I'm a tad excited, as I am getting a special visitor on Saturday. Four sleeps to go!! Just needed to get that out of my system really!
Righto, on to something that you may be interested in reading...
I went to the most interesting engagement party on the weekend, in Sydney. My little cousin (who I really should stop referring to in that way, as he is 22 and 6ft something) got engaged to a lovely girl. Her parents are from Chile, so it was a really interesting evening just from the cultural point of view.
They had the party at her parents house, who had basically redone the entire backyard to accomodate the 100 people that they had invited. There were beautiful fairy lights all over the place, helium ballons, candles, and glittering stars strewn over the grounds. The pool was lit up, and there were flowers and candles floating in it. All the guests were in formal wear, and my cousin had bought his fiancee a gorgeous red dress, and was in a black suit with red tie and hanky. They looked lovely.
There were speeches, priests to bless the food and the ring, dancers doing some traditional dances, traditional foods, (including a very odd concoction of wheat, apricots and nectar, which the waiter assured me was a drink... a dessert drink) a three tier engagement cake, and bonbonierre. All the tables were done with damask table cloths, candlabras, silver wine chillers, the whole deal.

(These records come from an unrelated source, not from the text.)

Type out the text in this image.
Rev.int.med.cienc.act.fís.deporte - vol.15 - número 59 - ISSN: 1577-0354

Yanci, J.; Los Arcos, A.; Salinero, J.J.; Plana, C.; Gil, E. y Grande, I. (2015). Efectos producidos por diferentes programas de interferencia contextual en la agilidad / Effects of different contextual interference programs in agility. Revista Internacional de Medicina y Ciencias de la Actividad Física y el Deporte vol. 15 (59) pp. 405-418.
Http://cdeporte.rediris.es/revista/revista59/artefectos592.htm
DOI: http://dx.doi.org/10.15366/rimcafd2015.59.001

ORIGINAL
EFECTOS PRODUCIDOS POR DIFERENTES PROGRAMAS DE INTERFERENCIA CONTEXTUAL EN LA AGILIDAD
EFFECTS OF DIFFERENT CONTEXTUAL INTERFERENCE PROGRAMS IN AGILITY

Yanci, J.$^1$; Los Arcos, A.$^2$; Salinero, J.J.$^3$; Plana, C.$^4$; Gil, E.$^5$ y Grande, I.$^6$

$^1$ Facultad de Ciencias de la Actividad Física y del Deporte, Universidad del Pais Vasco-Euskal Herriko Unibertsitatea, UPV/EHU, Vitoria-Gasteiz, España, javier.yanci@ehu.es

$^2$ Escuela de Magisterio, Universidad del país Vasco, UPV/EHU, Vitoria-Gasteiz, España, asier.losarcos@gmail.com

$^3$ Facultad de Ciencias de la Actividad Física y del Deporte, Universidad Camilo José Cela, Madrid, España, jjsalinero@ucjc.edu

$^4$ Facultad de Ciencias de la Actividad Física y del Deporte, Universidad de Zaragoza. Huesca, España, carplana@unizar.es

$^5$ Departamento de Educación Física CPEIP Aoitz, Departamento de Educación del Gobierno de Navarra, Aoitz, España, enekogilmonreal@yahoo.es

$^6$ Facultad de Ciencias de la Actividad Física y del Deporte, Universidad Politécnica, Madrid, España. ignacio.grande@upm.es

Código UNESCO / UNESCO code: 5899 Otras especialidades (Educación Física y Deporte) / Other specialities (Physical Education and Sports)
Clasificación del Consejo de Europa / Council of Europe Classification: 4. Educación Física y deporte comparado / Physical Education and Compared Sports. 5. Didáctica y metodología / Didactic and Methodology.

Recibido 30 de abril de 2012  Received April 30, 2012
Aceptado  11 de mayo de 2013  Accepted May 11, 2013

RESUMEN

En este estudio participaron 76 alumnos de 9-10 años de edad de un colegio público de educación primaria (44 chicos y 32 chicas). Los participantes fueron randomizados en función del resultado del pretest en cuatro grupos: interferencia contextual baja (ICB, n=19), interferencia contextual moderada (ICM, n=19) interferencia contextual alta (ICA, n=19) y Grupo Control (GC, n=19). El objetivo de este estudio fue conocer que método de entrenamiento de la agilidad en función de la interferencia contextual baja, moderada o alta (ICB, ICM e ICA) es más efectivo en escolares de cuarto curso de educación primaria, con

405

My cousin and his fiancee had her engagement ring blessed, and then he made a very emotional speech about how much he loved her, couldn't live without her, and was so grateful that she had agreed to be his wife, then he turned and put the ring on her finger. Many sniffles and sighs from the crowd.
I personally thought it was a bit OTT for an engagement - I've been to weddings that weren't as nice! - however, horses for courses. They obviously do things big in Chile. Can't wait to see what the wedding is going to be like... it was too romantic for words.
I left feeling rather melancholy, I guess the whole night put my romantic experiences to date into stark relief . Or perhaps I'm just feeling rather melancholy in general. Losing my voice is a bit of a metaphor for the way I'm feeling now.
I don't really think that I'm being heard. Definitely the people at work aren't listening to me... after all, telling me to go to the doctor, and then in the same breath telling me I should be checking the mail each day despite the fact that I'm on holidays doesn't show much genuine care for me as an employee or a friend.
Mr. D. has been quite vocal in his opinion of my personal life of late. He thinks I should stay home, be single, and value myself more highly. I think what he would really like is to not have to deal with the fact that I am dating.
I understand that his opinion is based on what he truly sees as being best for me. But at the same time, I am going to do whatever I want to do. For the first time in my life, I am free to be me. And I'm really enjoying that. I'm not going to let it go just yet. Most people do this stuff when they are young, I didn't get that chance. I was engaged, I was in a full-on full-time relationship with a guy who didn't like to go out. Then I was with Mr. D. and had Nicky to care for.
Now, I spend most of my time looking after Nicky, but when she isn't here, I will do whatever I like. It's not that I'm even doing anything bad. You have read the worst (?) of my exploits to date, and really, since that failed experiment, I've been a very good girl. I go to the pub occasionally, I play pool, I drink a little - not a lot - and I have fun. Nothing wrong with that. I'm not tired of it yet, and until I am, its my life and I'll do as I bloody well please.
Perhaps I should take on board how angry this has made me. If I really wasn't concerned about the opinions others had of my lifestyle at the moment, I wouldn't be getting so angry about it, would I.
I would love the strength of character to really not give a stuff, but I am aware that it's part of my makeup, I really do care. My intention is never to make those around me upset or uncomfortable, but at the same time, I think I've hit a point in my life where I just have to bite the bullet and do what I need to do for me. This is it. I need to experience that freedom for a while.